TEMPO.CO, Jakarta - Menteri Kesehatan Budi Gunadi Sadikin mengatakan selama ini Indonesia salah menerapkan sistem pemeriksaan atau testing Covid-19. Dia menyebut sebab di balik tingginya jumlah kasus baru setiap harinya padahal jumlah tes untuk screening yang dilaporkan cukup besar.
"Testing, tracing, dan treatment (3T) serta isolasi bagaikan menambal ban bocor. Tapi kita, kan, tidak disiplin. Cara testingnya kita salah," ujar dia dalam kanal YouTube Pikiran Rakyat Media Network Suara Cimahi (PRMN SuCi), 22 Januari 2021.
Baca juga:
Pandemi Covid-19 di Indonesia, 83 Persen Dokter Umum Sudah Burn Out Sedang
Budi menjelaskan selama ini tes untuk screening tersebut dilakukan untuk mereka yang ingin melakukan perjalanan atau keperluan lainnya. Ia pun mencontohkan dirinya yang rutin menjalani tes usap ketika akan bertemu Presiden Joko Widodo atau Jokowi. Dia menyebut bisa lima kali dalam seminggu menjalani tes swab.
Epidemiolog dari Fakultas Kesehatan Masyarakat Universitas Padjadjaran, Panji Fortuna Hadisoemarto, menilai apa yang disampaikan Menkes Budi Gunadi adalah ilustrasi dari tidak meratanya testing yang dilakukan. Artinya, hanya sekelompok orang saja yang sering dilakukan pemeriksaan sampel, seperti pejabat.

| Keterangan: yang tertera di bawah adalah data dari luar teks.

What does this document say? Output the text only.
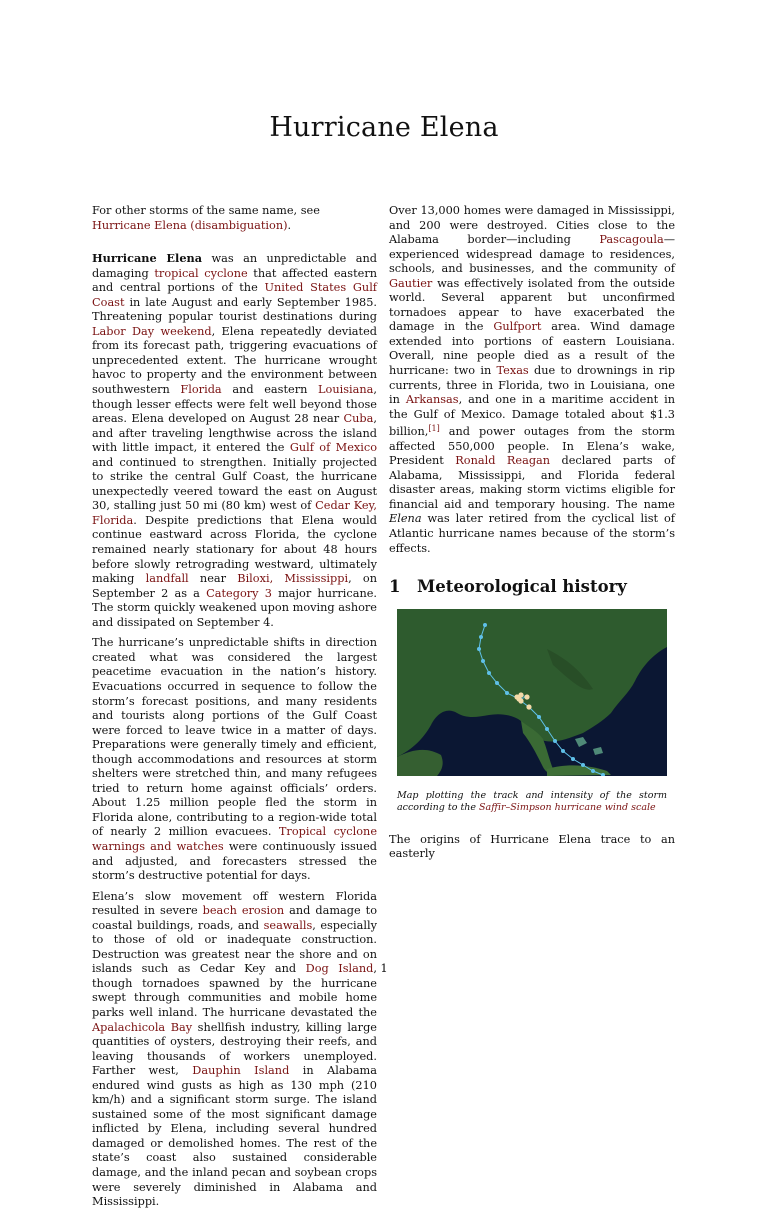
Hurricane Elena

For other storms of the same name, see Hurricane Elena (disambiguation).

Hurricane Elena was an unpredictable and damaging tropical cyclone that affected eastern and central portions of the United States Gulf Coast in late August and early September 1985. Threatening popular tourist destinations during Labor Day weekend, Elena repeatedly deviated from its forecast path, triggering evacuations of unprecedented extent. The hurricane wrought havoc to property and the environment between southwestern Florida and eastern Louisiana, though lesser effects were felt well beyond those areas. Elena developed on August 28 near Cuba, and after traveling lengthwise across the island with little impact, it entered the Gulf of Mexico and continued to strengthen. Initially projected to strike the central Gulf Coast, the hurricane unexpectedly veered toward the east on August 30, stalling just 50 mi (80 km) west of Cedar Key, Florida. Despite predictions that Elena would continue eastward across Florida, the cyclone remained nearly stationary for about 48 hours before slowly retrograding westward, ultimately making landfall near Biloxi, Mississippi, on September 2 as a Category 3 major hurricane. The storm quickly weakened upon moving ashore and dissipated on September 4.

The hurricane’s unpredictable shifts in direction created what was considered the largest peacetime evacuation in the nation’s history. Evacuations occurred in sequence to follow the storm’s forecast positions, and many residents and tourists along portions of the Gulf Coast were forced to leave twice in a matter of days. Preparations were generally timely and efficient, though accommodations and resources at storm shelters were stretched thin, and many refugees tried to return home against officials’ orders. About 1.25 million people fled the storm in Florida alone, contributing to a region-wide total of nearly 2 million evacuees. Tropical cyclone warnings and watches were continuously issued and adjusted, and forecasters stressed the storm’s destructive potential for days.

Elena’s slow movement off western Florida resulted in severe beach erosion and damage to coastal buildings, roads, and seawalls, especially to those of old or inadequate construction. Destruction was greatest near the shore and on islands such as Cedar Key and Dog Island, though tornadoes spawned by the hurricane swept through communities and mobile home parks well inland. The hurricane devastated the Apalachicola Bay shellfish industry, killing large quantities of oysters, destroying their reefs, and leaving thousands of workers unemployed. Farther west, Dauphin Island in Alabama endured wind gusts as high as 130 mph (210 km/h) and a significant storm surge. The island sustained some of the most significant damage inflicted by Elena, including several hundred damaged or demolished homes. The rest of the state’s coast also sustained considerable damage, and the inland pecan and soybean crops were severely diminished in Alabama and Mississippi.

Over 13,000 homes were damaged in Mississippi, and 200 were destroyed. Cities close to the Alabama border—including Pascagoula—experienced widespread damage to residences, schools, and businesses, and the community of Gautier was effectively isolated from the outside world. Several apparent but unconfirmed tornadoes appear to have exacerbated the damage in the Gulfport area. Wind damage extended into portions of eastern Louisiana. Overall, nine people died as a result of the hurricane: two in Texas due to drownings in rip currents, three in Florida, two in Louisiana, one in Arkansas, and one in a maritime accident in the Gulf of Mexico. Damage totaled about $1.3 billion,[1] and power outages from the storm affected 550,000 people. In Elena’s wake, President Ronald Reagan declared parts of Alabama, Mississippi, and Florida federal disaster areas, making storm victims eligible for financial aid and temporary housing. The name Elena was later retired from the cyclical list of Atlantic hurricane names because of the storm’s effects.

1	Meteorological history
Map plotting the track and intensity of the storm according to the Saffir–Simpson hurricane wind scale

The origins of Hurricane Elena trace to an easterly

1
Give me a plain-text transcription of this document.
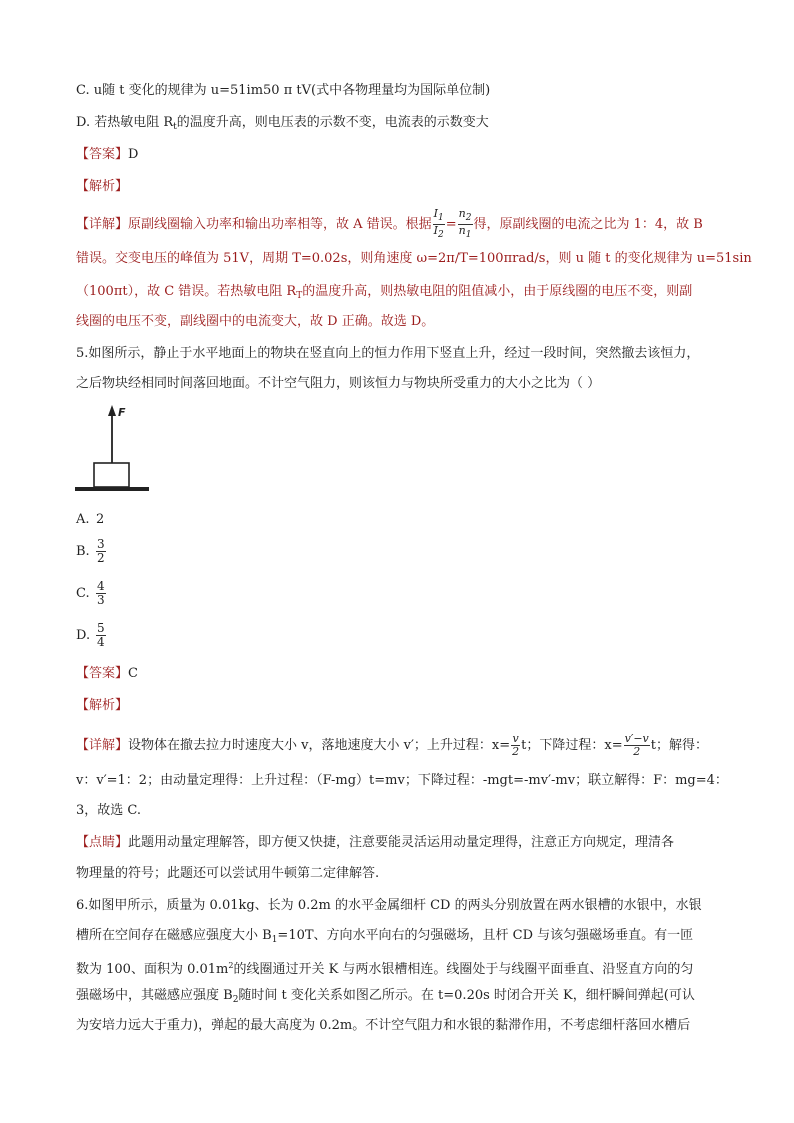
C. u随 t 变化的规律为 u=51im50 π tV(式中各物理量均为国际单位制)
D. 若热敏电阻 $R_t$的温度升高，则电压表的示数不变，电流表的示数变大
【答案】D
【解析】
【详解】原副线圈输入功率和输出功率相等，故 A 错误。根据 $\frac{I_1}{I_2} = \frac{n_2}{n_1}$ 得，原副线圈的电流之比为 1：4，故 B
错误。交变电压的峰值为 51V，周期 T=0.02s，则角速度 ω=2π/T=100πrad/s，则 u 随 t 的变化规律为 u=51sin
（100πt），故 C 错误。若热敏电阻 $R_T$的温度升高，则热敏电阻的阻值减小，由于原线圈的电压不变，则副
线圈的电压不变，副线圈中的电流变大，故 D 正确。故选 D。
5.如图所示，静止于水平地面上的物块在竖直向上的恒力作用下竖直上升，经过一段时间，突然撤去该恒力，
之后物块经相同时间落回地面。不计空气阻力，则该恒力与物块所受重力的大小之比为（ ）
F
A. 2
B. $\frac{3}{2}$
C. $\frac{4}{3}$
D. $\frac{5}{4}$
【答案】C
【解析】
【详解】设物体在撤去拉力时速度大小 v，落地速度大小 v′；上升过程：$x= \frac{v}{2}$ t；下降过程：$x= \frac{v'-v}{2}$ t；解得：
v：v′=1：2；由动量定理得：上升过程：（F-mg）t=mv；下降过程：-mgt=-mv′-mv；联立解得：F：mg=4：
3，故选 C.
【点睛】此题用动量定理解答，即方便又快捷，注意要能灵活运用动量定理得，注意正方向规定，理清各
物理量的符号；此题还可以尝试用牛顿第二定律解答.
6.如图甲所示，质量为 0.01kg、长为 0.2m 的水平金属细杆 CD 的两头分别放置在两水银槽的水银中，水银
槽所在空间存在磁感应强度大小 $B_1=10T$、方向水平向右的匀强磁场，且杆 CD 与该匀强磁场垂直。有一匝
数为 100、面积为 $0.01m^2$的线圈通过开关 K 与两水银槽相连。线圈处于与线圈平面垂直、沿竖直方向的匀
强磁场中，其磁感应强度 $B_2$随时间 t 变化关系如图乙所示。在 t=0.20s 时闭合开关 K，细杆瞬间弹起(可认
为安培力远大于重力)，弹起的最大高度为 0.2m。不计空气阻力和水银的黏滞作用，不考虑细杆落回水槽后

“Banyak dikeluhkan kalau masyarakat itu tidak dites, hanya diminta isolasi saja," katanya saat dihubungi, Senin 25 Januari 2021.
Masalahnya, Panji mengungkapkan, jumlah tes juga terbatas. "Ini jadi lingkaran setan, mau mengubah pedoman tapi kapasitas harus ditingkatkan atau mengubah pedoman supaya bisa melakukan tes lebih banyak,” ujar dia menambahkan.
Indonesia, menurut peraih gelar master kesehatan masyarakat di Georgia State University School of Public Health, Amerika Serikat itu, memiliki target tes 1/1000 penduduk per minggu sesuai pedoman dari Badan Kesehatan Dunia (WHO). Tapi angka itu merupakan target minimal. Dia berharap agar bisa ditambah misalnya 2/ 1000 atau 3/1000 penduduk per minggu
“Memang harus diperbaiki dengan lebih banyak tes, terutama pada mereka yang kontak dengan yang positif,” kata Panji menuturkan.
Jumlah testing merata, dia menekankan, juga jangan hanya melihat dari lingkup provinsi tapi juga kabupaten atau kota. Karena, kata Panji, tidak semua kabupaten atau kota memiliki fasilitas yang lengkap, termasuk dengan kapasitas mengambil sampel. Dia mencontohkan, Nusa Tenggara Timur, testing-nya rendah karena laboratorium terbatas. Di NTT pula banyak pulau kecil yang sulit terjangkau.
“Ini masih tidak merarta. Jadi jumlah testing jangan terlalu dilihat di provinsinya tapi distribusi di daerah bagaimana,” kata Panji.
Dari dulu, Panji menjelaskan, dirinya dan epidemiolog lainnya selalu meminta agar testing diperbanyak dan merata. Bahkan sampai didapat tingkat positivity rate paling tidak 5 persen (sekarang 30 persen).
Baca juga:
Efikasi Vaksin Sinovac 'Hanya' 65 Persen, Epidemiolog Beberkan Konsekuensinya
“Kita harus memeriksa beberapa kali lipat lebih banyak. Kalau lebih banyak ditemukan bisa dikarantina, bisa di-trace kontaknya, itu bisa membantu mengatasi pandemi Covid-19,” katanya lagi.